Clinically, patients with optic neuropathies typically present with visual acuity loss, visual field loss, dyschromatopsia, and an RAPD (in patients with unilateral or asymmetric damage). The ONH may appear normal or acutely swollen; optic atrophy (optic nerve pallor) typically develops 4–6 weeks later, even after vision has recovered.
Visual Field Patterns in Optic Neuropathy
Retinal ganglion cell nerve fibers enter the ONH in 3 major groups (Fig 4-2). Thus, visual field loss attributable to lesions of the optic nerve may be associated with 3 types of fibers (Table 4-2):
papillomacular fibers: cecocentral scotoma (Fig 4-3A, left panel), paracentral scotoma (Fig 4-3A, right panel), and central scotoma (Fig 4-3B)

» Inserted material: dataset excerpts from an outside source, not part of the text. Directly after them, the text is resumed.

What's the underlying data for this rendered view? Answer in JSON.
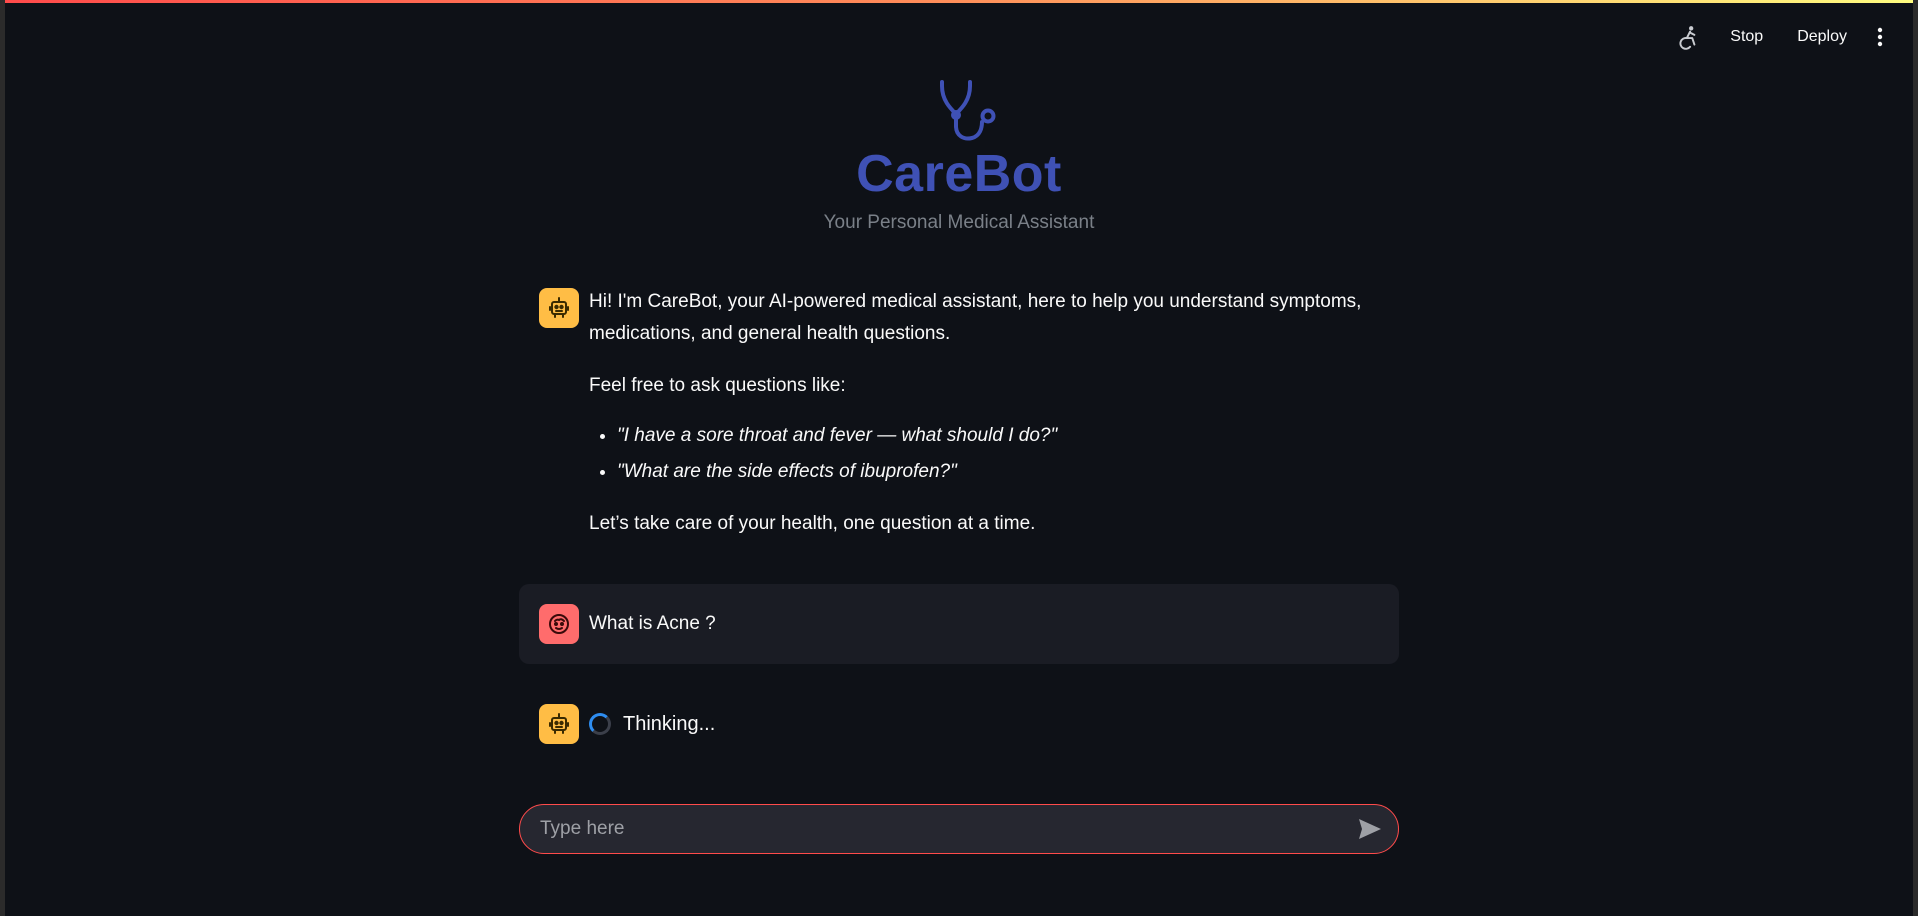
{
  "toolbar": {
    "stop_label": "Stop",
    "deploy_label": "Deploy"
  },
  "hero": {
    "title": "CareBot",
    "subtitle": "Your Personal Medical Assistant"
  },
  "messages": {
    "welcome": {
      "intro": "Hi! I'm CareBot, your AI-powered medical assistant, here to help you understand symptoms, medications, and general health questions.",
      "prompt": "Feel free to ask questions like:",
      "examples": [
        "\"I have a sore throat and fever — what should I do?\"",
        "\"What are the side effects of ibuprofen?\""
      ],
      "closing": "Let’s take care of your health, one question at a time."
    },
    "user_question": "What is Acne ?",
    "thinking_label": "Thinking..."
  },
  "input": {
    "placeholder": "Type here",
    "value": ""
  },
  "colors": {
    "background": "#0e1117",
    "brand": "#3f51b5",
    "bot_avatar": "#ffbd45",
    "user_avatar": "#ff6c6c",
    "input_border": "#ff4b4b"
  },
  "icons": {
    "toolbar_status": "running-figure-icon",
    "menu": "vertical-dots-icon",
    "hero": "stethoscope-icon",
    "bot_avatar": "robot-face-icon",
    "user_avatar": "user-face-icon",
    "send": "send-arrow-icon"
  }
}
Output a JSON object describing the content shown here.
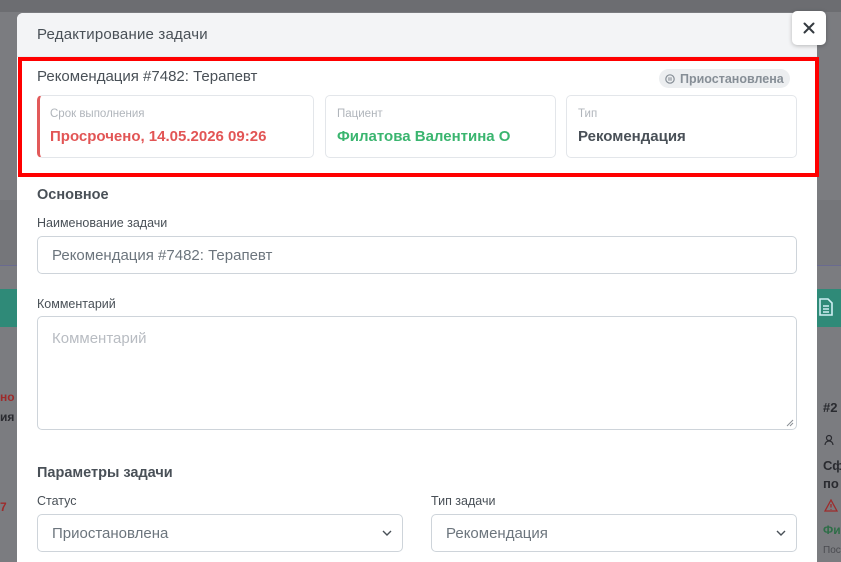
{
  "modal": {
    "title": "Редактирование задачи",
    "close_glyph": "×"
  },
  "summary": {
    "task_name": "Рекомендация #7482: Терапевт",
    "status_badge": "Приостановлена",
    "cards": [
      {
        "label": "Срок выполнения",
        "value": "Просрочено, 14.05.2026 09:26"
      },
      {
        "label": "Пациент",
        "value": "Филатова Валентина О"
      },
      {
        "label": "Тип",
        "value": "Рекомендация"
      }
    ]
  },
  "main": {
    "section_title": "Основное",
    "name_label": "Наименование задачи",
    "name_value": "Рекомендация #7482: Терапевт",
    "comment_label": "Комментарий",
    "comment_placeholder": "Комментарий"
  },
  "params": {
    "section_title": "Параметры задачи",
    "status_label": "Статус",
    "status_value": "Приостановлена",
    "type_label": "Тип задачи",
    "type_value": "Рекомендация"
  },
  "background": {
    "left_fragments": [
      "но",
      "ия",
      "7"
    ],
    "right_fragments": [
      "#2",
      "Сф",
      "по",
      "Фи",
      "Пос"
    ]
  },
  "colors": {
    "overdue": "#e25555",
    "patient": "#3ab56f",
    "highlight": "#ff0000"
  }
}
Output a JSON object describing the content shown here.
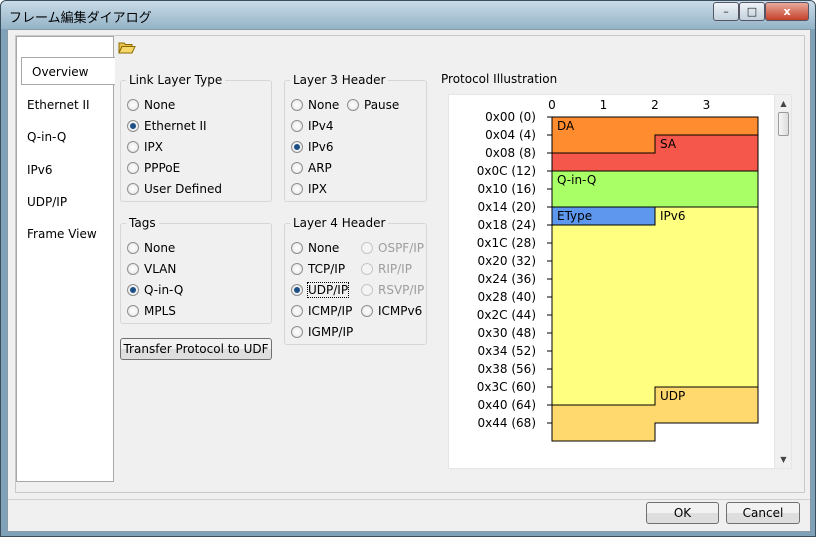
{
  "window": {
    "title": "フレーム編集ダイアログ",
    "controls": {
      "minimize": "–",
      "maximize": "□",
      "close": "x"
    }
  },
  "sidebar": {
    "tabs": [
      "Overview",
      "Ethernet II",
      "Q-in-Q",
      "IPv6",
      "UDP/IP",
      "Frame View"
    ],
    "active": "Overview"
  },
  "toolbar": {
    "open_icon": "folder-open-icon"
  },
  "link_layer": {
    "label": "Link Layer Type",
    "options": [
      {
        "label": "None",
        "checked": false
      },
      {
        "label": "Ethernet II",
        "checked": true
      },
      {
        "label": "IPX",
        "checked": false
      },
      {
        "label": "PPPoE",
        "checked": false
      },
      {
        "label": "User Defined",
        "checked": false
      }
    ]
  },
  "tags": {
    "label": "Tags",
    "options": [
      {
        "label": "None",
        "checked": false
      },
      {
        "label": "VLAN",
        "checked": false
      },
      {
        "label": "Q-in-Q",
        "checked": true
      },
      {
        "label": "MPLS",
        "checked": false
      }
    ]
  },
  "layer3": {
    "label": "Layer 3 Header",
    "options": [
      {
        "label": "None",
        "checked": false
      },
      {
        "label": "Pause",
        "checked": false
      },
      {
        "label": "IPv4",
        "checked": false
      },
      {
        "label": "IPv6",
        "checked": true
      },
      {
        "label": "ARP",
        "checked": false
      },
      {
        "label": "IPX",
        "checked": false
      }
    ]
  },
  "layer4": {
    "label": "Layer 4 Header",
    "options": [
      {
        "label": "None",
        "checked": false,
        "disabled": false
      },
      {
        "label": "OSPF/IP",
        "checked": false,
        "disabled": true
      },
      {
        "label": "TCP/IP",
        "checked": false,
        "disabled": false
      },
      {
        "label": "RIP/IP",
        "checked": false,
        "disabled": true
      },
      {
        "label": "UDP/IP",
        "checked": true,
        "disabled": false
      },
      {
        "label": "RSVP/IP",
        "checked": false,
        "disabled": true
      },
      {
        "label": "ICMP/IP",
        "checked": false,
        "disabled": false
      },
      {
        "label": "ICMPv6",
        "checked": false,
        "disabled": false
      },
      {
        "label": "IGMP/IP",
        "checked": false,
        "disabled": false
      }
    ]
  },
  "transfer_button": "Transfer Protocol to UDF",
  "illustration": {
    "label": "Protocol Illustration",
    "columns": [
      "0",
      "1",
      "2",
      "3"
    ],
    "rows": [
      "0x00 (0)",
      "0x04 (4)",
      "0x08 (8)",
      "0x0C (12)",
      "0x10 (16)",
      "0x14 (20)",
      "0x18 (24)",
      "0x1C (28)",
      "0x20 (32)",
      "0x24 (36)",
      "0x28 (40)",
      "0x2C (44)",
      "0x30 (48)",
      "0x34 (52)",
      "0x38 (56)",
      "0x3C (60)",
      "0x40 (64)",
      "0x44 (68)"
    ],
    "fields": [
      {
        "label": "DA",
        "start": 0,
        "length": 6,
        "color": "#ff8c2e"
      },
      {
        "label": "SA",
        "start": 6,
        "length": 6,
        "color": "#f5584a"
      },
      {
        "label": "Q-in-Q",
        "start": 12,
        "length": 8,
        "color": "#a8ff66"
      },
      {
        "label": "EType",
        "start": 20,
        "length": 2,
        "color": "#5e97ee"
      },
      {
        "label": "IPv6",
        "start": 22,
        "length": 40,
        "color": "#ffff80"
      },
      {
        "label": "UDP",
        "start": 62,
        "length": 8,
        "color": "#ffd86e"
      }
    ],
    "scroll": {
      "up": "▲",
      "down": "▼"
    }
  },
  "buttons": {
    "ok": "OK",
    "cancel": "Cancel"
  }
}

arcuate fibers: arcuate scotoma (nerve fiber bundle defect) (Fig 4-3C), altitudinal defect (broader region of arcuate fibers) (Fig 4-3D), and nasal (step) defect (temporal portion of arcuate fibers) (Fig 4-3E). These fibers align along the temporal horizontal retinal raphe; damage to them produces defects that do not cross and respect the nasal horizontal meridian
nasal radiating fibers: temporal wedge defect
Blind-spot enlargement results from ONH edema of any cause, due to displacement of the peripapillary retina (Fig 4-3F).
Figure 4-2 Retinal ganglion cell nerve fibers. A, Schematic representation of retinal nerve fiber layer entering the optic nerve head (ONH). The fibers are classified as arcuate (inferior bundle highlighted), papillomacular (long arrow), and nasal radiating (short arrow). B, Humphrey 30-2 perimetry grayscale diagram of the left eye, showing superior arcuate visual field defect corresponding to the inferior arcuate nerve fiber bundle (damage highlighted).